Perhaps pea cultivation in Essex never became as established as hop growing in Kent, or maybe pea-picking by children was undertaken purely out of hard economic necessity and it never acquired the golden, quasi-holiday aura that seems to have become attached to the hop-picking excursions. Whatever the reason, summer pea-picking as a tradition hereabouts seems to have faded entirely from the popular consciousness: I had never heard of it prior to browsing the school logbook, which is perhaps no surprise in itself, but nor had any of the staff at the archives - surely an indication of just how deeply summer pea-picking had become buried in the unexcavated past.
Monday, 4 September 2023
Names, names, names
Sometimes the name just leaps off the page, and there is a breathless moment where one asks: 'Really? Is that him/her?' Try these recent examples, both of which relate to architectural history:
TNA, SP 78/105/85 [f. 327]: Battière to Coke, 11/21 May 1638, wherein we find mention of Inigo Jones, shortly to be sent some test moulds of a bust by a Mr Borrard (who, by the by, is feeling under the weather and 'keepes his bed').
Tower Hamlets Local History Library and Archives, P/MUN/5/1: two meetings of the Stepney Reconstruction Group in April and May 1942 which where attended by the unforgettably named Erno Goldfinger (cue blaring James Bond theme music). The great man is recorded offering free technical advice on housing to the Group.
And always when this happens, I think: do the biographers know about this? Because they should.

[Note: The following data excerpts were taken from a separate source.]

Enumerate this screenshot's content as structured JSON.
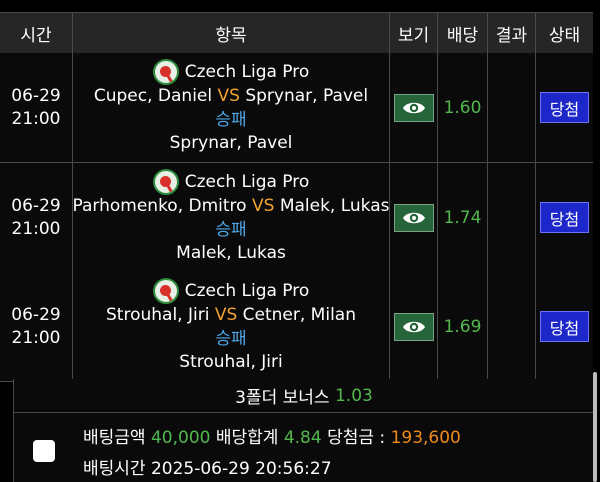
{
  "header": {
    "time": "시간",
    "item": "항목",
    "view": "보기",
    "odds": "배당",
    "result": "결과",
    "status": "상태"
  },
  "bets": [
    {
      "date": "06-29",
      "time": "21:00",
      "league": "Czech Liga Pro",
      "home": "Cupec, Daniel",
      "vs": "VS",
      "away": "Sprynar, Pavel",
      "market": "승패",
      "pick": "Sprynar, Pavel",
      "odds": "1.60",
      "result": "",
      "status": "당첨"
    },
    {
      "date": "06-29",
      "time": "21:00",
      "league": "Czech Liga Pro",
      "home": "Parhomenko, Dmitro",
      "vs": "VS",
      "away": "Malek, Lukas",
      "market": "승패",
      "pick": "Malek, Lukas",
      "odds": "1.74",
      "result": "",
      "status": "당첨"
    },
    {
      "date": "06-29",
      "time": "21:00",
      "league": "Czech Liga Pro",
      "home": "Strouhal, Jiri",
      "vs": "VS",
      "away": "Cetner, Milan",
      "market": "승패",
      "pick": "Strouhal, Jiri",
      "odds": "1.69",
      "result": "",
      "status": "당첨"
    }
  ],
  "bonus": {
    "label": "3폴더 보너스",
    "value": "1.03"
  },
  "summary": {
    "amount_label": "배팅금액",
    "amount": "40,000",
    "total_odds_label": "배당합계",
    "total_odds": "4.84",
    "win_label": "당첨금 :",
    "win_amount": "193,600",
    "time_label": "배팅시간",
    "time_value": "2025-06-29 20:56:27"
  },
  "icons": {
    "league": "table-tennis-icon",
    "view": "eye-icon"
  },
  "colors": {
    "vs": "#f0a330",
    "market": "#4da6e8",
    "odds": "#52b84c",
    "win_amount": "#f08a1d",
    "status_button": "#1d27c9",
    "view_button": "#26653a"
  }
}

Wednesday, 7 December 2022
The not-so gentle pursuit of natural history
I was glad to read that the Linnean Society has recently catalogued the vast collection of correspondence (around 1200 letters!) of the physician and botanist Richard Pulteney (1730-1801). The coming together of medicine and botany in the person of Pulteney got me thinking about how the quest to find and exploit new species of plants and animals is one of the hidden motors of history, a driving force largely unknown to most people.

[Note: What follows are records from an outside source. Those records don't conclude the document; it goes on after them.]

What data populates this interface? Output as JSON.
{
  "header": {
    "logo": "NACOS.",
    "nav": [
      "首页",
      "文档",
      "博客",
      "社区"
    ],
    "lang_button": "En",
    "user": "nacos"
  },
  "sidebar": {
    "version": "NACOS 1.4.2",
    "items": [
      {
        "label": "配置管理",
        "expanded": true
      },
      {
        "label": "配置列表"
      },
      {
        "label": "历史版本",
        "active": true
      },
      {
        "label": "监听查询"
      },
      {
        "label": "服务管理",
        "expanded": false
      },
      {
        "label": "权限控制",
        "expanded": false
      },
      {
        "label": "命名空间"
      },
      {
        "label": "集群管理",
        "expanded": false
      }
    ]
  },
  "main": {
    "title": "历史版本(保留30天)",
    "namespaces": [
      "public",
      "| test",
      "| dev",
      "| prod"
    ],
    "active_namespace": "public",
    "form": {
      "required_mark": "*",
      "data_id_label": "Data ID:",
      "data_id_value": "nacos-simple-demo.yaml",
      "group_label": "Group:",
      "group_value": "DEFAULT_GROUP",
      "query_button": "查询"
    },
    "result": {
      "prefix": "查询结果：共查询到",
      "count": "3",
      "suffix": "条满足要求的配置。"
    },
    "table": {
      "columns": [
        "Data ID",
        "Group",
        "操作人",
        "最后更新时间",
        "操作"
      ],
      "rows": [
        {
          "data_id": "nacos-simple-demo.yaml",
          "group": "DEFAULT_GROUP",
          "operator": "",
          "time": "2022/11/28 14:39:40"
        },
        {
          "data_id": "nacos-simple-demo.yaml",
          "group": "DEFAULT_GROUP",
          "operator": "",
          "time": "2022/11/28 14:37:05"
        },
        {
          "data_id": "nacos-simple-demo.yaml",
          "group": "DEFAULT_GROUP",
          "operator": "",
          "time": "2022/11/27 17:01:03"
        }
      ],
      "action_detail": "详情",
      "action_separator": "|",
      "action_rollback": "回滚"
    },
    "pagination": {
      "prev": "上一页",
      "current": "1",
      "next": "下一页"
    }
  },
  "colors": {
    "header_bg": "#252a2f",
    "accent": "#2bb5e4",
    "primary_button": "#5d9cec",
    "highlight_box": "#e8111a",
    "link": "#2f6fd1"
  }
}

For those who are interested in this sort of thing there is definitely a romantic appeal in the idea of the dauntless field naturalist enduring privation and danger in some distant spot, the prize being a species as yet undescribed by science. That's the myth: it all depended on the knowledge of local people who never got any credit, of course, and it could all end badly anyway. Witness some sombre 1902 correspondence in Foreign Office papers (FO 118/258, f. 280 to be precise), between Michael Rogers Oldfield Thomas of the Natural History Museum and the British Consul at Valparaiso Sir Thomas Berry Cusack-Smith, which records the brutal murder in Chile of one of Thomas's most valued field collectors - a Perry O. Simmons. Poor Perry was apparently foolish enough to flash his cash among the locals, and that was it - followed to some lonely spot and unceremoniously bumped off. Curiously, this correspondence is the only sign that the man ever existed - can't find a thing about him.